If China truly believed carriers were obsolete, it would not build them. Instead, China is frantically expanding its blue-water fleet. It currently operates the Liaoning, commissioned in September 2012, and the Shandong, commissioned in December 2019. In 2022, China launched the Fujian, which was commissioned into active service in November 2025.
This carrier is equipped with advanced electromagnetic catapults, a technology previously only used by the United States. Furthermore, China is rapidly building a fourth carrier, the Type 004, currently under construction at the Dalian shipyard. This new ship is expected to be nuclear-powered and displace over 110,000 tonnes. China ultimately plans to deploy a six-ship carrier force to project power globally.
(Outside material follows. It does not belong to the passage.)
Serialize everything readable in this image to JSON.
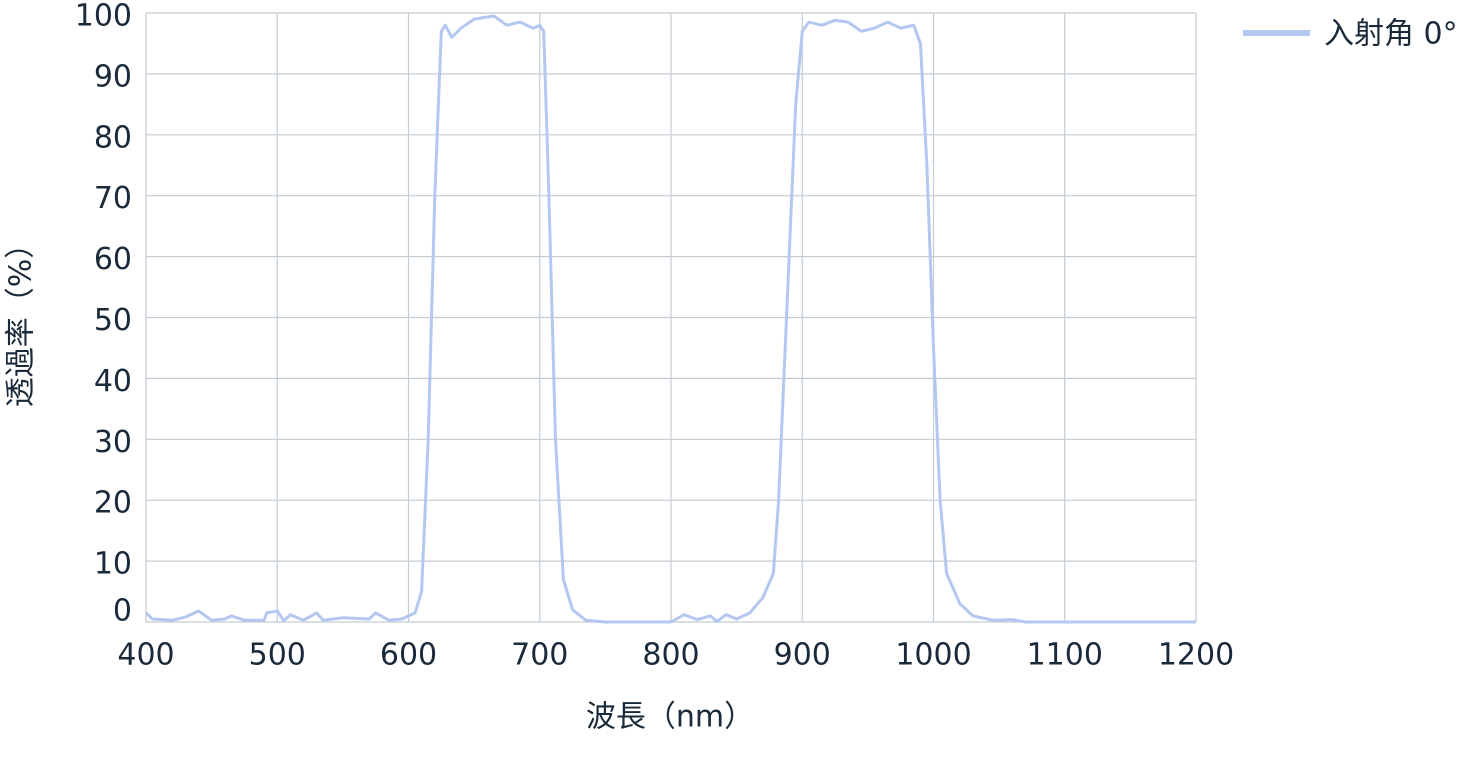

To illustrate this rapid expansion, the Liaoning, commissioned in 2012, utilises ski-jump (STOBAR) technology and is currently in active service. The Shandong, commissioned in 2019, also utilises ski-jump technology and remains in active service. The Fujian, launched in 2022 and commissioned in 2025, represents a technological leap with its electromagnetic catapults and is now fully operational. Looking ahead, the Type 004 is expected to launch around 2027–2028 and be commissioned by approximately 2030; it is currently under construction and is anticipated to feature nuclear propulsion.
The Physics of Defence: The Indian Carrier Battle Group
The Chinese claim that carriers are sitting ducks is false. Hitting a moving ship at sea is extremely difficult. It requires finding the target, tracking it, and guiding a missile to it while the ship moves at over 30 knots. An Indian Carrier Battle Group is not a single target. It is a heavily defended fortress with a multi-layered shield designed to break the enemy attack at every step.
The outer shield is fleet air defence. The Indian Navy in the future will rely on the Rafale-M fighter to control the skies hundreds of miles from the carrier. These fighters will carry the Meteor beyond-visual-range missile. The Meteor uses a ramjet engine, giving it the range and speed to destroy enemy aircraft more than 150 kilometres away. This shoots down the enemy bomber before it can launch its anti-ship weapons.
If a missile slips past the fighters, it hits the middle shield. This is area defence. The Indian Navy uses Project 15B stealth destroyers, like the INS Visakhapatnam, to escort the carrier. These ships carry the MF-STAR active electronically scanned array radar, which provides constant 360-degree surveillance. When the radar detects a threat, the ship fires Barak-8 missiles. The Barak-8 travels at Mach 2 and uses an active radar seeker to destroy incoming cruise and ballistic missiles at ranges up to 100 kilometres.
If a missile survives the middle shield, it faces the inner layer. This is the close-in weapon system. The Indian Navy uses the AK-630. The AK-630 is an automatic radar-guided gun that fires 30mm rounds at a rate of up to 5,000 rounds per minute. It creates a wall of metal effective against airborne threats at ranges up to 4,000 meters, and can engage surface targets out to 5,000 meters, shredding any missile attempting to strike the carrier in the final seconds of flight.
In great power politics, a state must judge its rivals by their actions, not their words. China tells India to focus on its domestic economy and abandon aircraft carriers, yet China builds a massive carrier fleet to dominate the Indian Ocean. India must not fall for this deception. An Indian aircraft carrier, protected by Rafale-M fighters, Project 15B stealth destroyers, and AK-630 close-in weapon systems, is the hardest target at sea. India must continue to project naval power to ensure its survival. A strong navy is the only guarantee of sovereignty in a dangerous and unforgiving world.